You can fantasize all you want, but it's a non contractually required incentive. I.e., a bonus



> Unless the amount of money they're giving you exceeds the percentage they originally took


Which it does.



> Your compensation is coming from the rider.


Absolutely, inarguably, factually false.

I suggest you look into how pool and flat fare uberx is billed.

Uber actually loses money on many Pool rides. I would not even accept just what the rider pays. Good thing my agreement with Uber has Uber paying me at a rate with no connection to what the rider pays.

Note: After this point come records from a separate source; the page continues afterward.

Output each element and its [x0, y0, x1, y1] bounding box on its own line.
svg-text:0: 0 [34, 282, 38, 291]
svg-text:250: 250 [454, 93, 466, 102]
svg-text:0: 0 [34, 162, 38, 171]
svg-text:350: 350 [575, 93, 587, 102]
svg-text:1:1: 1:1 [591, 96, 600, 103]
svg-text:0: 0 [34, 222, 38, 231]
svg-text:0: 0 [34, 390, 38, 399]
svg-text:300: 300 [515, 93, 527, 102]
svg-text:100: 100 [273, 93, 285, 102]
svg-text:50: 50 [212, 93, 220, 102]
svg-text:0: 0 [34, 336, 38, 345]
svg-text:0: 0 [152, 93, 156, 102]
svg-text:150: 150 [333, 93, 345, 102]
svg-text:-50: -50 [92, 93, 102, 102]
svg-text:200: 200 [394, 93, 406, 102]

> You're problem is that you don't understand how Uber actually works. For some reason you think independent contracting works just the same as a normal wage job


I've been working as an independent contractor since there was an SGI to be an independent contractor with. Don't try to argue with me how things work, particularly as you're wrong.


----------



## Xylphan (Aug 26, 2016)

Euius said:


> You can fantasize all you want, but it's a non contractually required incentive. I.e., a bonus


Provide an example. All the examples of their so-called bonuses I've seen are them just refunding a portion of the fees you've paid them.



Euius said:


> Absolutely, inarguably, factually false.


Sure it's false. That's why it's in the language of your contract.



Euius said:


> I suggest you look into how pool and flat fare uberx is billed.
> 
> Uber actually loses money on many Pool rides. I would not even accept just what the rider pays. Good thing my agreement with Uber has Uber paying me at a rate with no connection to what the rider pays.


Uber isn't losing money on pools. The RideShareGuy even did a blog post on how profitable they are. You're still paying Uber out of the fares you collect.



Euius said:


> I've been working as an independent contractor since there was an SGI to be an independent contractor with. Don't try to argue with me how things work, particularly as you're wrong.


Well perhaps that's why SGI went out of business then. 

Uber's revenue stream is based on the percentage they collect from driver fares. Drivers aren't on their payroll. You don't have an employee record. You are a contract number. The contract stipulates you pay Uber (the contracting service) a percentage of your fares for their services. It really is quite clearly stated in the agreement.


----------



## Euius (May 19, 2016)

Xylphan said:


> Provide an example. All the examples of their so-called bonuses I've seen are them just refunding a portion of the fees you've paid them.


Then you're far too ill informed to be engaging in this conversation.

Hourly guarantees, for one. Guaranteed surge for two. Per ride bonuses for three.



> Sure it's false. That's why it's in the language of your contract.


Again, you're too ill informed to be engaging in this conversation. Not all markets have the same contract.



> Uber isn't losing money on pools.


So ill informed. Riders are paying as low as $2 for trips paying the driver $12.



> The contract stipulates you pay Uber (the contracting service) a percentage of your fares for their services. It really is quite clearly stated in the agreement.


So ill informed. Your agreement is not my agreement. Which is good, since pool and flat fare uberx doesn't work that way


----------